The following table summarizes the estimated fair values of the assets acquired and liabilities assumed, with reference to the acquisition as of the acquisition date:

 

  Net assets  $(2,358)
  Intangible assets   12,936 
  Deferred taxes   (3,528)
  Goodwill   11,468 
        
  Net assets acquired  $18,518 

 

ii.Matrix

 

a.Acquisition of Alius Group Inc.

 

On January 18, 2018, Matrix acquired 100% of the share capital of Alius Group in the United States for a cash consideration of approximately $16,600. Alius provides consulting services in the area of regulatory and compliance in the US financial market. Acquisition related costs were immaterial.

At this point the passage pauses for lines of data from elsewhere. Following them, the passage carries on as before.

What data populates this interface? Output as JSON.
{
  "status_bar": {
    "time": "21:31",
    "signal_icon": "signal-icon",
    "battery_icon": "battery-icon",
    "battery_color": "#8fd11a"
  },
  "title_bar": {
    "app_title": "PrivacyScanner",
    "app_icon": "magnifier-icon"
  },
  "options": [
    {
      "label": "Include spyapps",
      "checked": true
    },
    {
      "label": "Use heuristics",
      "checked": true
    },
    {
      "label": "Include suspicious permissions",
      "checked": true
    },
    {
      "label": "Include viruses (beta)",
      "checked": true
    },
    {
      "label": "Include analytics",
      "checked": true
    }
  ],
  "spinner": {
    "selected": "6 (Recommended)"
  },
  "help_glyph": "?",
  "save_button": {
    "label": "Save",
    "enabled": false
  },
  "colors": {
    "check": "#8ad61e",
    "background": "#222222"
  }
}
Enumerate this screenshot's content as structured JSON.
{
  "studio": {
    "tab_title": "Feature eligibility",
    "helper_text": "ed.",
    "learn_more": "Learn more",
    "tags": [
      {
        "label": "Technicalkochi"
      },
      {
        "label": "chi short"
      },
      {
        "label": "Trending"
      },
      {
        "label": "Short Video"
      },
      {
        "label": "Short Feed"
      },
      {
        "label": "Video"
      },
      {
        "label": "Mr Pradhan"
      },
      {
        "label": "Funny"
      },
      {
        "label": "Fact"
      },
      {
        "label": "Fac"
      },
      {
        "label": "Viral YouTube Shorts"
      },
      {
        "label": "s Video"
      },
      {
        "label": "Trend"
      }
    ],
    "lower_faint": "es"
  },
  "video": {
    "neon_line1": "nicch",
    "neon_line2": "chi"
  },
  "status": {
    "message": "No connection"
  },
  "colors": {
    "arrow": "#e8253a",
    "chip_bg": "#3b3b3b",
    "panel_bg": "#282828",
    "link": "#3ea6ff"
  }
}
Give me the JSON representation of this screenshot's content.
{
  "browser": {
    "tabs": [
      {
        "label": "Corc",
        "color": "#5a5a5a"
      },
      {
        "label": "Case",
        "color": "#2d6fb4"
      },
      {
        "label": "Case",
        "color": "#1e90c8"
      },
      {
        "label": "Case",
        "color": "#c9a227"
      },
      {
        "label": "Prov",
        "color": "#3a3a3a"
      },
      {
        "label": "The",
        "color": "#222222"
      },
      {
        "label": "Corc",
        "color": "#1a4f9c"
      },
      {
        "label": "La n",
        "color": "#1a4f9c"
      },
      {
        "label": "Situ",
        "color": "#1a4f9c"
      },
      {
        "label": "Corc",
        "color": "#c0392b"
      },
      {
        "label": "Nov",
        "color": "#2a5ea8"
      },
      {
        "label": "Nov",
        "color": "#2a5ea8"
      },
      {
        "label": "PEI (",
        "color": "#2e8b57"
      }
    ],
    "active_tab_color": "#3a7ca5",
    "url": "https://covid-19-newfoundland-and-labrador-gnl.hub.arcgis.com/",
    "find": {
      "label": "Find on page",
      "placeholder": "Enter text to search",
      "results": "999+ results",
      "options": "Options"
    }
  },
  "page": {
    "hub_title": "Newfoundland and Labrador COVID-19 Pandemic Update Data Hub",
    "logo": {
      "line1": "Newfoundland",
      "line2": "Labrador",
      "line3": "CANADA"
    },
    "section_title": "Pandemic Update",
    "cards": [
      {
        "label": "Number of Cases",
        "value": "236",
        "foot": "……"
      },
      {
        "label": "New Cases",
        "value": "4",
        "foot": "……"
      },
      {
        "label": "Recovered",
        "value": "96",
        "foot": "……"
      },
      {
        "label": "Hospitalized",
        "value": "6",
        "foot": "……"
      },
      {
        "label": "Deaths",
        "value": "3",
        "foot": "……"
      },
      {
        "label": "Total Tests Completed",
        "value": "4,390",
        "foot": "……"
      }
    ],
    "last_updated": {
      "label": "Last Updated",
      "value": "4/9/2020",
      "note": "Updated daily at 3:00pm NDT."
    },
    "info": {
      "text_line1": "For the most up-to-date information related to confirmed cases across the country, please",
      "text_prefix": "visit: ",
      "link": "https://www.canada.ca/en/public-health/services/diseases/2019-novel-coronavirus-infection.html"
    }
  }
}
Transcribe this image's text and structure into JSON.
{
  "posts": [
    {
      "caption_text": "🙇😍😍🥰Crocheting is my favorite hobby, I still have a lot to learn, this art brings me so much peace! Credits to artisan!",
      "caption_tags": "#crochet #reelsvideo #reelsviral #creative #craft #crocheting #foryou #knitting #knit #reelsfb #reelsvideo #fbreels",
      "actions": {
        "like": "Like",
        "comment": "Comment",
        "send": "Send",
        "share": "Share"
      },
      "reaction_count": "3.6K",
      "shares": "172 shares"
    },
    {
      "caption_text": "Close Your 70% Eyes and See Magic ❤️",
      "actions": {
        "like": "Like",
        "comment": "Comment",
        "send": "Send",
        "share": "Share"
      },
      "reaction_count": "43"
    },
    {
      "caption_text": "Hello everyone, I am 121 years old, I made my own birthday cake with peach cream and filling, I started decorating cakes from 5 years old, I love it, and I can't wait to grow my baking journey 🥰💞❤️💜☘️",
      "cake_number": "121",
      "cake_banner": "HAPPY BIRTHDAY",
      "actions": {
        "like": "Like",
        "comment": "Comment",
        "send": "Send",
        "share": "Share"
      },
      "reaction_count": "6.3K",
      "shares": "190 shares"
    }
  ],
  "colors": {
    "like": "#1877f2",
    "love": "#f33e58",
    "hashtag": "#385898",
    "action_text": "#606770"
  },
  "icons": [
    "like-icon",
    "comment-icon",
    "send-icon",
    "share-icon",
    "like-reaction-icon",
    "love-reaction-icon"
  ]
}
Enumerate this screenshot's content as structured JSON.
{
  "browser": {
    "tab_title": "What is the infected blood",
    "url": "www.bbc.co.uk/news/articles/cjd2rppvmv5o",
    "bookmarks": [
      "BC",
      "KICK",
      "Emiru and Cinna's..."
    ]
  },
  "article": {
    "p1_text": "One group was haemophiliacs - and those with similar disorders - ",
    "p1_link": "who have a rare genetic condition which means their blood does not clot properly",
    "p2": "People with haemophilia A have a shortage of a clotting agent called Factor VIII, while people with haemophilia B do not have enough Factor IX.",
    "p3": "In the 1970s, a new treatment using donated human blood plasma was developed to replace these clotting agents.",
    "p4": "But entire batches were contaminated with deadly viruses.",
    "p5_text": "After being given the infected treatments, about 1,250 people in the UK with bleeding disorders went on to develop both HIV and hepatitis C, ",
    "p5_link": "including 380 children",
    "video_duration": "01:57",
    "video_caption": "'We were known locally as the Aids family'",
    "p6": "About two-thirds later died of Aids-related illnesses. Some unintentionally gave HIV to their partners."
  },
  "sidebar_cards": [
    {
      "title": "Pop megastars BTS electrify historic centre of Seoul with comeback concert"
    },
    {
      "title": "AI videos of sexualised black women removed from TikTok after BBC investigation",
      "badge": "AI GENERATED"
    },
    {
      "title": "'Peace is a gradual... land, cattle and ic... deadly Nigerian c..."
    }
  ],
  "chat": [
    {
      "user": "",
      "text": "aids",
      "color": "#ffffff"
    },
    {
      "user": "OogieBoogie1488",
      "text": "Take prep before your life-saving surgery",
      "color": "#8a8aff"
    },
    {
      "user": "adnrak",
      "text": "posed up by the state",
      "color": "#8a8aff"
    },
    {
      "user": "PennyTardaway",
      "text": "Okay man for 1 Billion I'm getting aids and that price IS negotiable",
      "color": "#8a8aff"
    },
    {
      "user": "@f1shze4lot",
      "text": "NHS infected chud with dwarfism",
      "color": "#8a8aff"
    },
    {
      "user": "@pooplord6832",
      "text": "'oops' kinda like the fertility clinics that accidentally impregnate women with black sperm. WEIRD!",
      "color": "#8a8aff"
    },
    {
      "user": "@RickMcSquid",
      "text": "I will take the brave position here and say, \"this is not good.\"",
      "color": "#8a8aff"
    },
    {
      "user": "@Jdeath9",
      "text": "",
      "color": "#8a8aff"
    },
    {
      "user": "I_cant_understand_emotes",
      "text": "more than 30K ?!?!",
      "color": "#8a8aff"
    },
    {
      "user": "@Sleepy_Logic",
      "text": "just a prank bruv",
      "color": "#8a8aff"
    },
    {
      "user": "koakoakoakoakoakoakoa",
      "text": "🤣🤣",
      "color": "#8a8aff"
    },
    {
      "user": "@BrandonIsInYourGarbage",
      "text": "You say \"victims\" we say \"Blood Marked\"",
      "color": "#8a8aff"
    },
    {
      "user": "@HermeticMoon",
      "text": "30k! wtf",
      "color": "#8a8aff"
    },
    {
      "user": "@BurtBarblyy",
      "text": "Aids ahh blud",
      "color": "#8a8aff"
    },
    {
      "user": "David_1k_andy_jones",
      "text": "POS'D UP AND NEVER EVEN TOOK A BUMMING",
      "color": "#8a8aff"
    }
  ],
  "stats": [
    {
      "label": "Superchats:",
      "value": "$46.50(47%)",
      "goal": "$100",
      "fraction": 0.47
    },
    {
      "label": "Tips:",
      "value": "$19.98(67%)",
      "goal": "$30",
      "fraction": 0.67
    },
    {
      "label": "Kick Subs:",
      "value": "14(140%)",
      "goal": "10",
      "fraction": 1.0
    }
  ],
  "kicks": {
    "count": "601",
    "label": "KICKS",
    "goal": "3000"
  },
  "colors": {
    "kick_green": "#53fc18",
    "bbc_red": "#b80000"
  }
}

The acquisition was accounted for by the purchase method.

 

The following table summarizes the estimated fair values of the assets acquired and liabilities assumed, with reference to the acquisition as of the acquisition date:

 

  Net assets  $(5)
  Intangible assets   3,062 
  Deferred taxes   (826)
  Goodwill   14,551 
        
  Net assets acquired  $16,782 

 

b.Acquisition of Pleasant Valley Business Solutions, LLC

 

On March 13, 2018, Matrix acquired 100% of the share capital of Pleasant Valley Business Solutions (hereafter "PVBS") in the United States for a cash consideration of approximately $7,600. In addition, the seller has performance based payments relating to achievements of profitability targets over three years (2018-2020) of up to $3,200. PVBS is engaged in the implementation and assimilation of ERP systems for US government suppliers. Acquisition related costs were immaterial. The acquisition was accounted for by the purchase method.

 

The following table summarizes the estimated fair values of the assets acquired and liabilities assumed, with reference to the acquisition as of the acquisition date:

 

  Net assets  $(851)
  Intangible assets   3,300 
  Deferred taxes   (920)
  Goodwill   7,360 
        
  Net assets acquired  $8,889 

  

c.Acquisition of Noah Technologies Ltd.

 

On November 25, 2018, Matrix acquired 100% of the share capital of Noah Technologies Ltd in Israel for a cash consideration of approximately $1,626. In addition, the seller has performance based payment capped at NIS 4,000 (approximately $1,067), estimated on the date of the transaction at $330, relating to achievement of certain profitability targets for the years 2019-2021. The acquisition was accounted for by the purchase method.

 

The following table summarizes the estimated fair values of the assets acquired and liabilities assumed, with reference to the acquisition as of the acquisition date:

 

  Net assets  $(473)
  Intangible assets   580 
  Deferred taxes   (133)
  Goodwill   1,485 
        
  Net assets acquired  $1,459 

  

The estimated fair values of the tangible and intangible assets referring to acquisition which were made in 2018 are provisional and are based on information that was available as of the acquisition date to estimate the fair value of these amounts. The Group's management believes the information provides a reasonable basis for estimating the fair values of these amounts, but is waiting for additional information necessary to finalize those fair values. Therefore, provisional measurements of fair value reflected are subject to change. The Group expects to finalize the tangible and intangible assets valuation and complete the acquisition accounting as soon as practicable but no later than the measurement period.

 

d.Other acquisitions by Matrix in 2018

 

During the nine-month period ended September 30, 2018 Matrix acquired additional activities whose influence on the financial statements of the Company was immaterial, for a total consideration of $2,275 including $224 estimated on the date of the transaction for performance based payment relating to achievement of certain profitability targets (provisional and is based on information that was available as of the acquisition date to estimate the fair value of this amount).